Lou Engle
In recent years, thanks largely to his leadership of TheCall Ministries, Lou Engle has become one of the more prominent players on the American religious right.
About Lou Engle
A zealous opponent of abortion and LGBT rights, he has called homosexuality a “spirit of lawlessness,” suggested that it should be criminalized, and spoken at a highly controversial rally in Uganda where speakers backed a bill authorizing the death penalty for gay men and lesbians in some circumstances.
Engle is known for staging massive prayer rallies in cities around the globe since 2000 and is also a senior member of a radical Christian movement called the New Apostolic Reformation, which seeks to unite Protestants, vanquish demons, and evangelize the planet. At the same time, he has associated closely with several archconservative politicians, including Kansas Gov. Sam Brownback.
After drawing widespread criticism from more moderate Christians and others, Engle has worked to improve his image. In 2010, before speaking at the rally in Uganda, he issued a statement saying he did not support the death penalty for gay people. However, according to The New York Times, when he spoke at the rally he only “praised the country’s ‘courage’ and ‘righteousness’ in promoting the bill.”
Later, speaking to a reporter with Religion Dispatches magazine, he repeated that he did not support the death penalty for homosexuality — but said that his “main thing” was to prevent its legalization (homosexual conduct is illegal in Uganda but not in the United States since the Supreme Court’s 2003 Lawrence decision). He suggested that there should be “some kind of restraint, a legal restraint and a punishment.” He added that the Ugandan anti-gay legislators merely wanted “to protect their society” and “were just wanting to do the right thing.”
Engle also has taken time out from his core issues to suggest that Muslims are “fueling the demonic realm” and in the thrall of “spiritual dark powers.” In November 2011, he led a huge and controversial Detroit prayer rally so that “the love of Jesus would break in on Muslims all across this area.”

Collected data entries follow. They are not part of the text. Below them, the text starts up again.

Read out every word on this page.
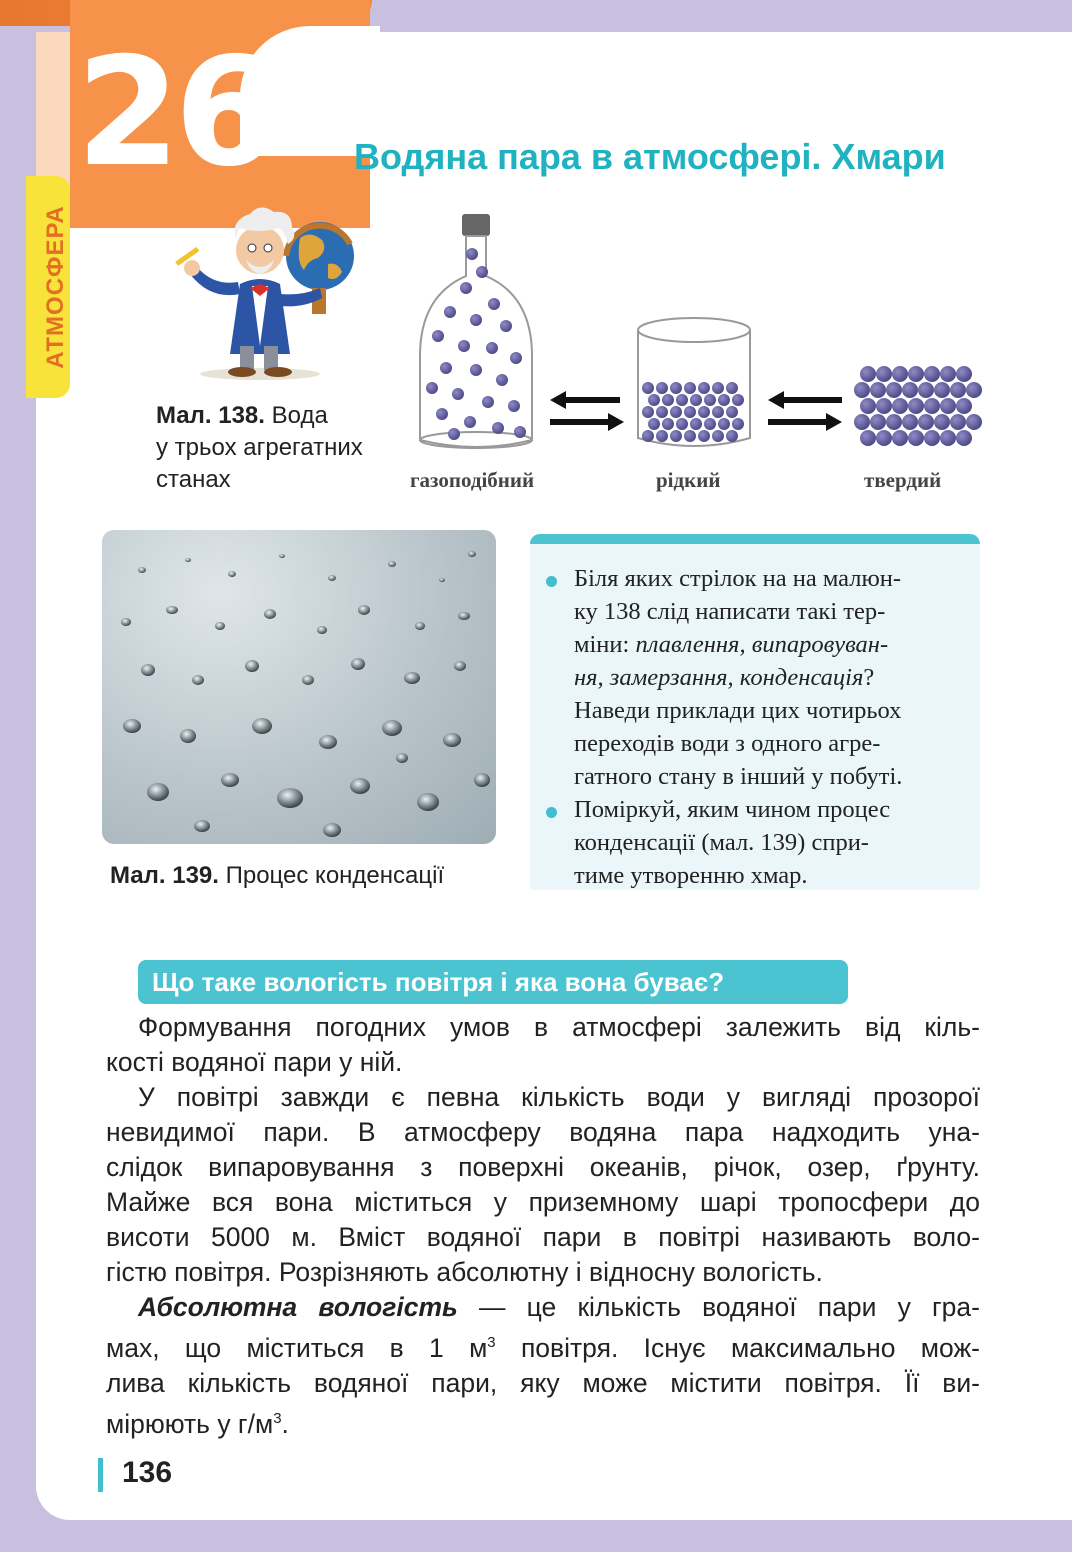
26
АТМОСФЕРА
Водяна пара в атмосфері. Хмари
газоподібний	рідкий	твердий
Мал. 138. Вода
у трьох агрегатних
станах
Мал. 139. Процес конденсації
Біля яких стрілок на на малюн-
ку 138 слід написати такі тер-
міни: плавлення, випаровуван-
ня, замерзання, конденсація?
Наведи приклади цих чотирьох
переходів води з одного агре-
гатного стану в інший у побуті.
Поміркуй, яким чином процес
конденсації (мал. 139) спри-
тиме утворенню хмар.
Що таке вологість повітря і яка вона буває?

Формування погодних умов в атмосфері залежить від кіль-
кості водяної пари у ній.

У повітрі завжди є певна кількість води у вигляді прозорої
невидимої пари. В атмосферу водяна пара надходить уна-
слідок випаровування з поверхні океанів, річок, озер, ґрунту.
Майже вся вона міститься у приземному шарі тропосфери до
висоти 5000 м. Вміст водяної пари в повітрі називають воло-
гістю повітря. Розрізняють абсолютну і відносну вологість.

Абсолютна вологість — це кількість водяної пари у гра-
мах, що міститься в 1 $м^3$ повітря. Існує максимально мож-
лива кількість водяної пари, яку може містити повітря. Її ви-
мірюють у $г/м^3$.

136
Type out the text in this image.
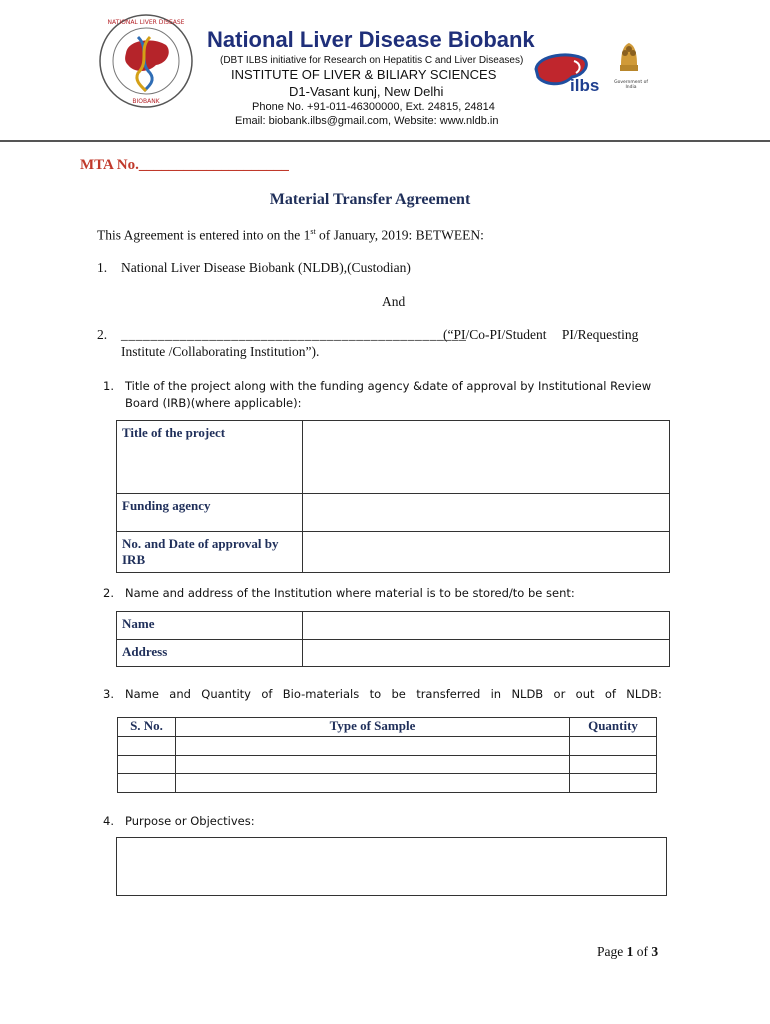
NATIONAL LIVER DISEASE
BIOBANK
National Liver Disease Biobank
(DBT ILBS initiative for Research on Hepatitis C and Liver Diseases)
INSTITUTE OF LIVER & BILIARY SCIENCES
D1-Vasant kunj, New Delhi
Phone No. +91-011-46300000, Ext. 24815, 24814
Email: biobank.ilbs@gmail.com, Website: www.nldb.in
ilbs	Government of India
MTA No.____________________
Material Transfer Agreement
This Agreement is entered into on the 1st of January, 2019: BETWEEN:
1. National Liver Disease Biobank (NLDB),(Custodian)
And
2. _______________________________________________
(“PI/Co-PI/Student PI/Requesting
Institute /Collaborating Institution”).
1. Title of the project along with the funding agency &date of approval by Institutional Review
Board (IRB)(where applicable):
Title of the project	
Funding agency	
No. and Date of approval by IRB	
2. Name and address of the Institution where material is to be stored/to be sent:
Name	
Address	
3. Name and Quantity of Bio-materials to be transferred in NLDB or out of NLDB:
S. No.	Type of Sample	Quantity

4. Purpose or Objectives:
Page 1 of 3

During a May 2012 speech to the Christian Broadcasting Network’s “Week of Prayer,” Engle compared the struggle over gay rights to the Civil War – with anti-gay activists in the role of an idealized Confederacy. He exhorted conservative Virginians to follow the example of native son Robert E. Lee in resisting federal oppression. Lee, the general who commanded the Confederate army, “was able to restrain Washington, he took his stand and held back those forces,” Engle said. The speech also invoked another rebellious Virginian, General Thomas “Stonewall” Jackson. Conservatives opposed to the demonic “principles and powers” behind homosexuality, Engle said, should “raise up a stone wall to restrain the agenda that is coming out of D.C.”